In ancient empires, in Rome and in early America, even slaves and indentured servants could earn their freedom by displays of loyalty and meritorious conduct. What must felons do to shake off the encumbrances of a criminal record that technology assures will stain their lives beyond death?

America’s economy groans under the weight of a bloated prison system holding the largest population of incarcerated people in the world, having recently stolen this dubious distinction from the infamous gulags of Russia. The United States releases over half a million Americans a year from prison.

With a recidivism rate hovering at 70 percent, the American taxpayer is shoveling cash through a revolving cell door that has proved an abject failure in rehabilitating criminals and a stunning success in producing men and women who are no longer able to find employment. With the heavy millstone of a prior conviction hanging round their necks, most felons find themselves plunging back into a life of crime, and taxpayers ultimately pick up the tab for this failed policy.
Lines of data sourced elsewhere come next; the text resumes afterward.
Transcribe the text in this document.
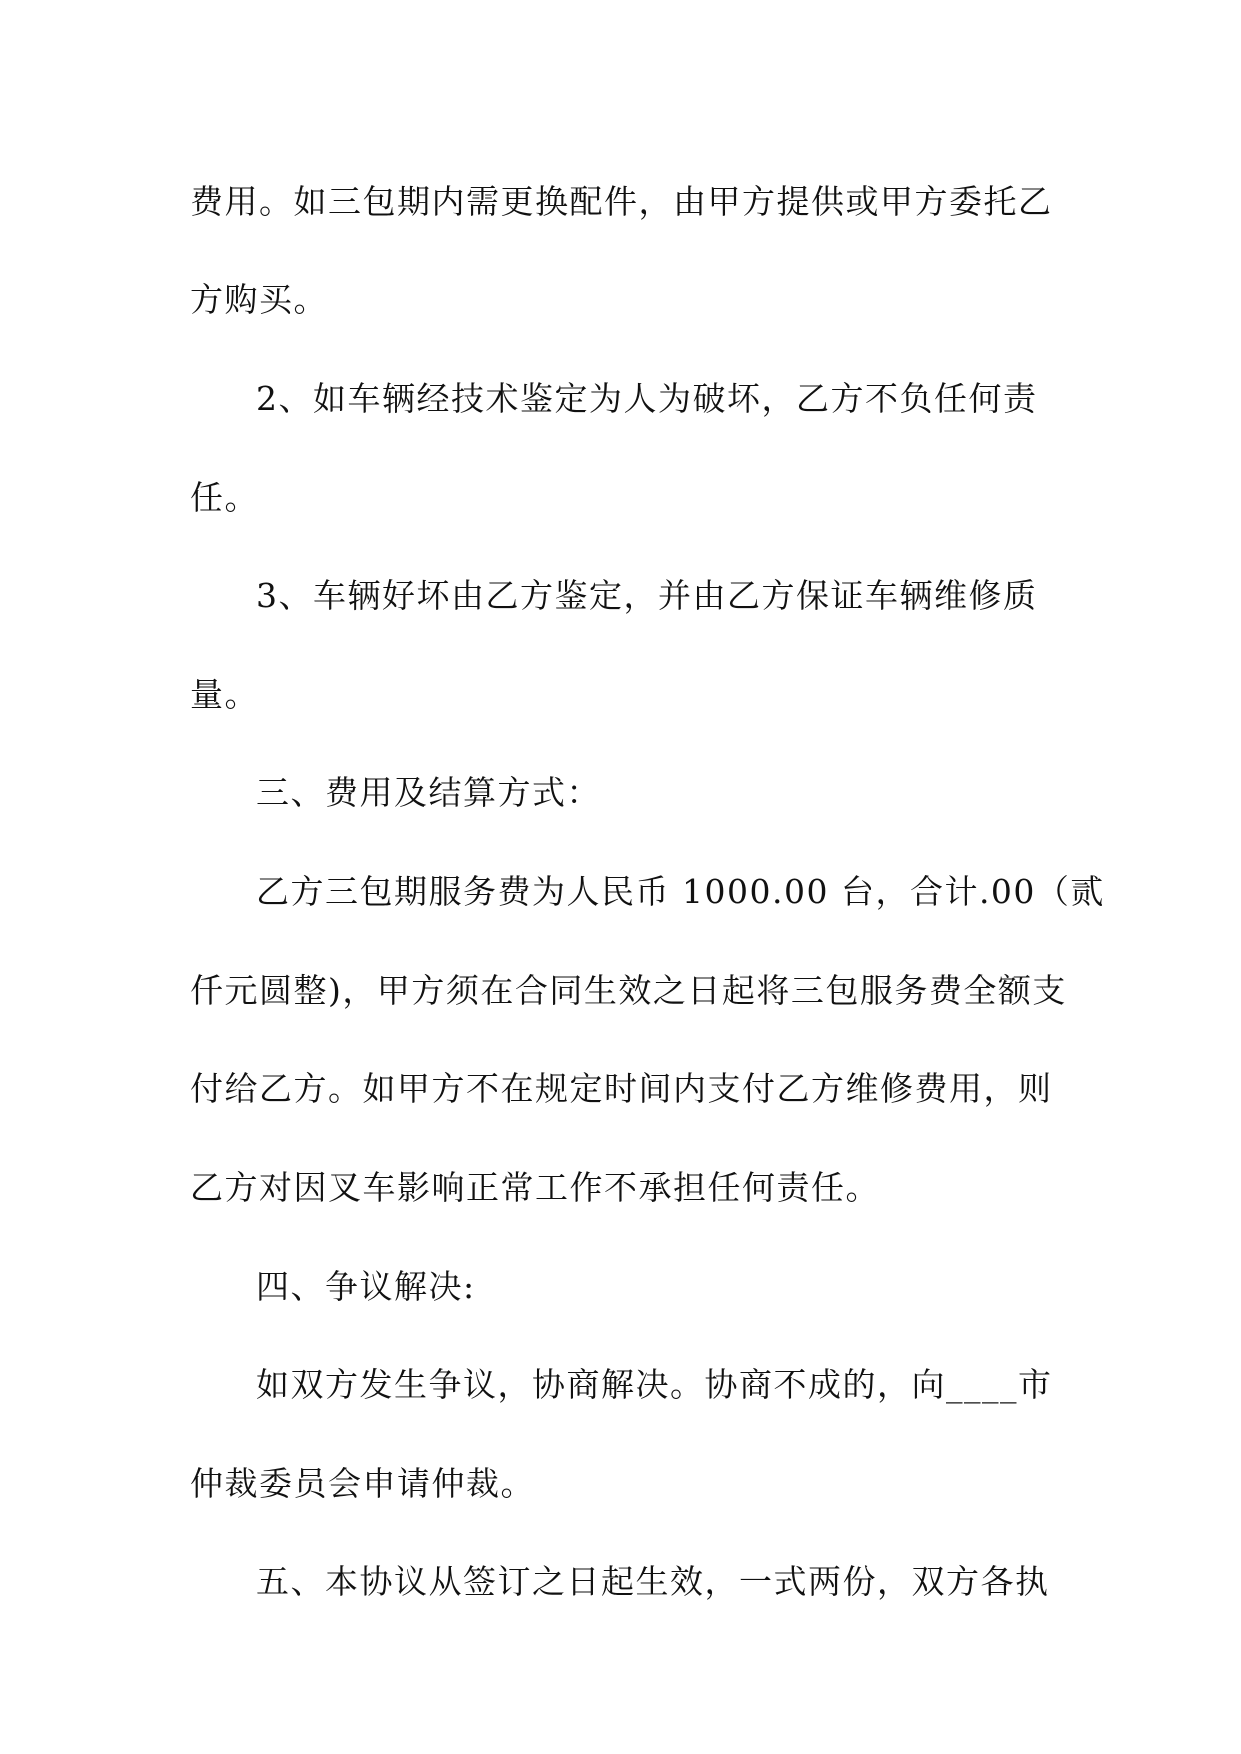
费用。如三包期内需更换配件，由甲方提供或甲方委托乙

方购买。

2、如车辆经技术鉴定为人为破坏，乙方不负任何责

任。

3、车辆好坏由乙方鉴定，并由乙方保证车辆维修质

量。

三、费用及结算方式：

乙方三包期服务费为人民币 1000.00 台，合计.00（贰

仟元圆整)，甲方须在合同生效之日起将三包服务费全额支

付给乙方。如甲方不在规定时间内支付乙方维修费用，则

乙方对因叉车影响正常工作不承担任何责任。

四、争议解决:

如双方发生争议，协商解决。协商不成的，向____市

仲裁委员会申请仲裁。

五、本协议从签订之日起生效，一式两份，双方各执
Most newly released felons served time for convictions of nonviolent, drug-related offenses. It has long been considered a truism among drug-policy experts that the prosecution of America’s once vaunted "war on drugs" has been an abysmal failure. With drug purity attaining ever-higher levels, and drug prices dropping to new lows, the wide availability and quality of illicit narcotics is ample proof that this ill-conceived war has only benefited two groups -- drug cartels and the prison industry.
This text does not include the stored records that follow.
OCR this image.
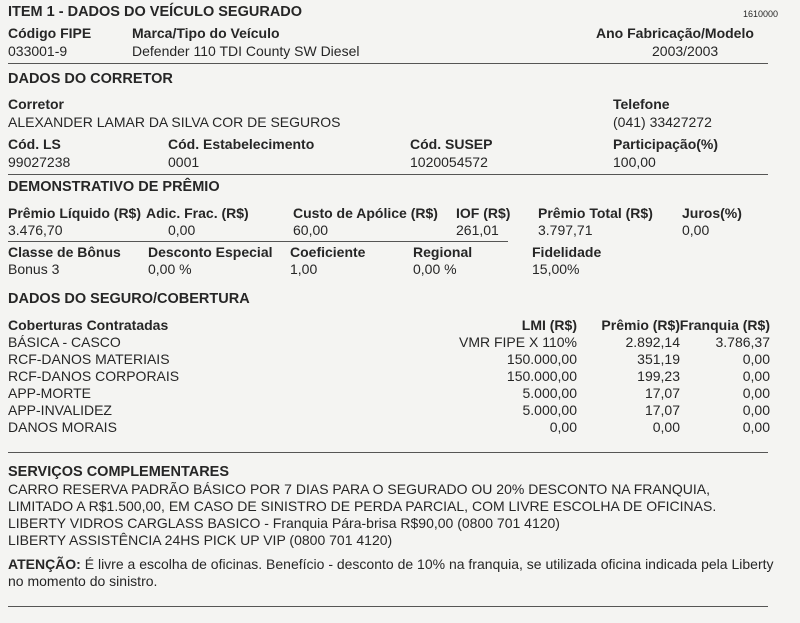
ITEM 1 - DADOS DO VEÍCULO SEGURADO	1610000
Código FIPE
033001-9
Marca/Tipo do Veículo
Defender 110 TDI County SW Diesel
Ano Fabricação/Modelo
2003/2003
DADOS DO CORRETOR
Corretor
ALEXANDER LAMAR DA SILVA COR DE SEGUROS
Telefone
(041) 33427272
Cód. LS
99027238
Cód. Estabelecimento
0001
Cód. SUSEP
1020054572
Participação(%)
100,00
DEMONSTRATIVO DE PRÊMIO
Prêmio Líquido (R$)
3.476,70
Adic. Frac. (R$)
0,00
Custo de Apólice (R$)
60,00
IOF (R$)
261,01
Prêmio Total (R$)
3.797,71
Juros(%)
0,00
Classe de Bônus
Bonus 3
Desconto Especial
0,00 %
Coeficiente
1,00
Regional
0,00 %
Fidelidade
15,00%
DADOS DO SEGURO/COBERTURA
Coberturas Contratadas	LMI (R$) Prêmio (R$) Franquia (R$)
BÁSICA - CASCO	VMR FIPE X 110%	2.892,14	3.786,37
RCF-DANOS MATERIAIS	150.000,00	351,19	0,00
RCF-DANOS CORPORAIS	150.000,00	199,23	0,00
APP-MORTE	5.000,00	17,07	0,00
APP-INVALIDEZ	5.000,00	17,07	0,00
DANOS MORAIS	0,00	0,00	0,00
SERVIÇOS COMPLEMENTARES
CARRO RESERVA PADRÃO BÁSICO POR 7 DIAS PARA O SEGURADO OU 20% DESCONTO NA FRANQUIA,
LIMITADO A R$1.500,00, EM CASO DE SINISTRO DE PERDA PARCIAL, COM LIVRE ESCOLHA DE OFICINAS.
LIBERTY VIDROS CARGLASS BASICO - Franquia Pára-brisa R$90,00 (0800 701 4120)
LIBERTY ASSISTÊNCIA 24HS PICK UP VIP (0800 701 4120)
ATENÇÃO: É livre a escolha de oficinas. Benefício - desconto de 10% na franquia, se utilizada oficina indicada pela Liberty no momento do sinistro.
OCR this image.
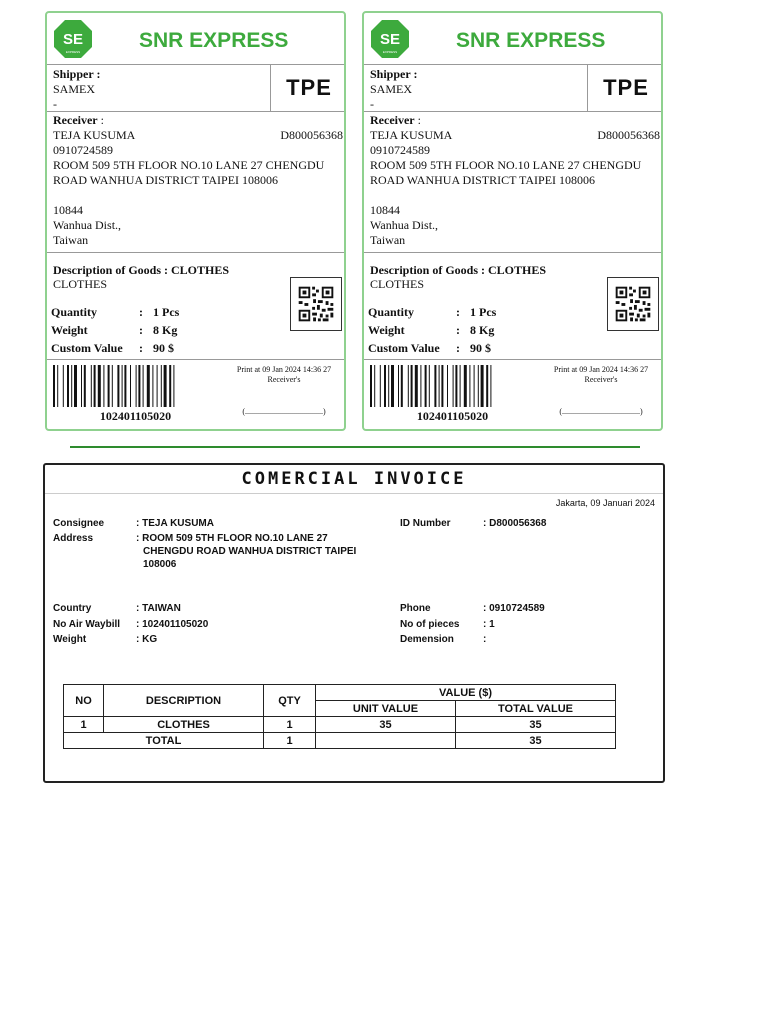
SE
EXPRESS	SNR EXPRESS
Shipper :
SAMEX
-
TPE
Receiver :
TEJA KUSUMA	D800056368
0910724589
ROOM 509 5TH FLOOR NO.10 LANE 27 CHENGDU
ROAD WANHUA DISTRICT TAIPEI 108006
10844
Wanhua Dist.,
Taiwan
Description of Goods : CLOTHES
CLOTHES
Quantity	: 1 Pcs
Weight	: 8 Kg
Custom Value : 90 $
102401105020
Print at 09 Jan 2024 14:36 27
Receiver's
(.......................................)
SE
EXPRESS	SNR EXPRESS
Shipper :
SAMEX
-
TPE
Receiver :
TEJA KUSUMA	D800056368
0910724589
ROOM 509 5TH FLOOR NO.10 LANE 27 CHENGDU
ROAD WANHUA DISTRICT TAIPEI 108006
10844
Wanhua Dist.,
Taiwan
Description of Goods : CLOTHES
CLOTHES
Quantity	: 1 Pcs
Weight	: 8 Kg
Custom Value : 90 $
102401105020
Print at 09 Jan 2024 14:36 27
Receiver's
(.......................................)
COMERCIAL INVOICE
Jakarta, 09 Januari 2024
Consignee	: TEJA KUSUMA
Address	: ROOM 509 5TH FLOOR NO.10 LANE 27
CHENGDU ROAD WANHUA DISTRICT TAIPEI
108006
ID Number	: D800056368
Country	: TAIWAN
No Air Waybill : 102401105020
Weight	: KG
Phone	: 0910724589
No of pieces : 1
Demension	:
NO	DESCRIPTION	QTY	VALUE ($)	
			UNIT VALUE	TOTAL VALUE
1	CLOTHES	1	35	35
TOTAL		1		35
The taxpayer and the drug user have become odd economic bedfellows in this conflict, with government and the private prison industry stripping the former of its wealth and the latter its liberty. The drug cartels operate as the third point of this insidious iron triangle, profiting on the misery of those suffering from addictions,  often the most vulnerable in society -- the poor and the disenfranchised.
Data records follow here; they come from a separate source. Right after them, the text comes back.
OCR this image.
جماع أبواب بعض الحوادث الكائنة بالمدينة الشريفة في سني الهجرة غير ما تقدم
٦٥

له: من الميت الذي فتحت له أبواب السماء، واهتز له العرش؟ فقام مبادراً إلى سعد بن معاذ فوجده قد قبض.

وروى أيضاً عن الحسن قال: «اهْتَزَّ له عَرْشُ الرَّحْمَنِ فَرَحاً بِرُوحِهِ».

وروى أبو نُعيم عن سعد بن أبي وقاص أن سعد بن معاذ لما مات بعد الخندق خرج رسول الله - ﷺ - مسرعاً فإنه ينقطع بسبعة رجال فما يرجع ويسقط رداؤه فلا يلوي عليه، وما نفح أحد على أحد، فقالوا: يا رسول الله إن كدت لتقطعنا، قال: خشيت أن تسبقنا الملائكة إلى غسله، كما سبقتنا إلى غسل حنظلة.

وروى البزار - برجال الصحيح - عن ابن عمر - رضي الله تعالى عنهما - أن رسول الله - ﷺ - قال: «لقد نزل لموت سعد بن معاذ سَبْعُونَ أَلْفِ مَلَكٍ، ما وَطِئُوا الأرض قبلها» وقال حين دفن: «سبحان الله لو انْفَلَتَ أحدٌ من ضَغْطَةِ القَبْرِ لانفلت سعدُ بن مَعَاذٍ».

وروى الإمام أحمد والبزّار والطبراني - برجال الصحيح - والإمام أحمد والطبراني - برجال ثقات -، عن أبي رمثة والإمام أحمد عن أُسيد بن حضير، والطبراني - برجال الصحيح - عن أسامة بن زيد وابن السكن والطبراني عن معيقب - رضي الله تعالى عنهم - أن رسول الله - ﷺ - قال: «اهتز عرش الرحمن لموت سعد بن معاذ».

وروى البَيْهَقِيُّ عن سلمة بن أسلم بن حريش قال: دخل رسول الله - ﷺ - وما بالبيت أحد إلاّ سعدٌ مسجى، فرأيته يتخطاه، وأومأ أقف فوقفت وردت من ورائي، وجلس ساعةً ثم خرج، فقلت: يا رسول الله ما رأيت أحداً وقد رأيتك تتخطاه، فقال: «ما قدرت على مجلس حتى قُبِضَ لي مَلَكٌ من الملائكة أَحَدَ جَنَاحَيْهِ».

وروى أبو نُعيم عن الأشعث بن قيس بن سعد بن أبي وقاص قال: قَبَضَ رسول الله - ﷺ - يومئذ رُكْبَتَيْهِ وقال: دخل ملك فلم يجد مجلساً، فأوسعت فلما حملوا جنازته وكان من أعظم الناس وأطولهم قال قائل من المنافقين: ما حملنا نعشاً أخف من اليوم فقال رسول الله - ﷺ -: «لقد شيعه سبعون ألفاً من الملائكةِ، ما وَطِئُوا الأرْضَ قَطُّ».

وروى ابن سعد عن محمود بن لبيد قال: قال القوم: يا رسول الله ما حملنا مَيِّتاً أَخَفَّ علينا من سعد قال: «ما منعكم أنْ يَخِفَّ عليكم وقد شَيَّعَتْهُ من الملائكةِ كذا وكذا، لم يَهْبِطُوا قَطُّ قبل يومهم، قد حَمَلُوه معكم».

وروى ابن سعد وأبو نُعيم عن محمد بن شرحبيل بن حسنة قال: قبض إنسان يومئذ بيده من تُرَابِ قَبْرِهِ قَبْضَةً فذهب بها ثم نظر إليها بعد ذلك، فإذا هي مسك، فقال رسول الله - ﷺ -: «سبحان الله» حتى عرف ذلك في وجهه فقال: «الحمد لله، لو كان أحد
A drug user who is a convicted felon and unable to find employment becomes locked into this triangle; the prisons have failed to rehabilitate, and the government has failed to stem the tide of drugs that washes daily onto our shores. But the cartels never fail to keep our cities and towns awash in drugs, and unlike most American employers, the cartels are always hiring.

It is understandable that little sympathy exists for the plight of ex-convicts during a time of economic hardship. But it is precisely because of the current economic crisis that America must act to restore labor rights to felons who have earned them through exemplary conduct, but who continue to be discriminated against by employers (most notably, including the federal government, which encourages rehabilitation and then denies employment to the rehabilitated).

Reforming the policies that govern how we treat felons in the workplace should reflect our dire economic circumstances; bluntly put, it’s cheaper to hire a felon than it is to incarcerate him for crimes he is statistically more prone to commit if refused employment and relegated to the status of a third-class citizen.